The week before the march, three transgendered women were separately attacked in D.C., two of whom were murdered––bringing the city’s total number of reported trans hate-murders in the last year to five. All of these women were poor blacks and Latinas. From job opportunities to healthcare to violence, transgendered African Americans are perhaps the furthest away from realizing King’s dream.
And theirs is not just an issue of sexuality and gender. The women murdered last week did not have the economic safety net many white transgendered men and women have––at least two of the attacks are believed to have come at the hands of johns. A recent survey of 250 transgendered folks in D.C. found 40 percent of respondents hadn’t finished high school and another 40 percent were unemployed. Half had no health insurance, a quarter were HIV-positive, and 35 percent reported having considered suicide. If there’s a place where economic justice is needed, it’s in this population.
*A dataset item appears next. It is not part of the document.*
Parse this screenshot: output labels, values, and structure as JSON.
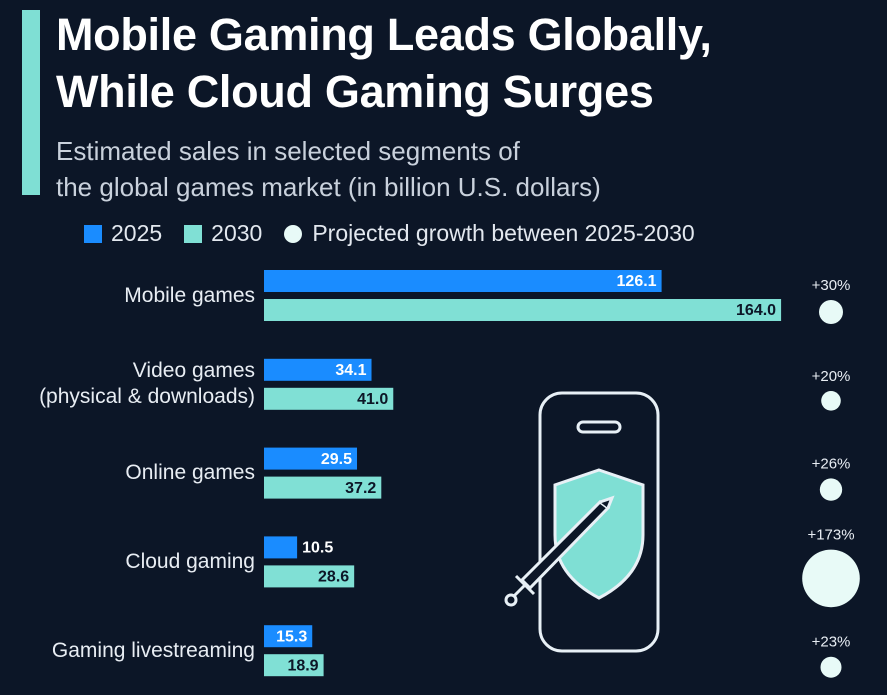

These issues remain on the fringe of the black community’s political and social agenda because black gay people have allowed them to be. We leave the fight for sexual freedom and its related economic justice to white gay activists, and thereby encourage the notion that these are issues relevant to the black community’s white allies rather than its black brothers and sisters. It’s a sadly poignant fact of history that the march coincided with the official demise of the only national black gay political organization, the National Black Gay and Lesbian Leadership Forum. At the ’83 march, that group’s predecessor led a crowd of queers that marched behind a banner declaring themselves “as proud of our gayness as we are of our blackness.”
Now, gay folks merely “walk with” the black community.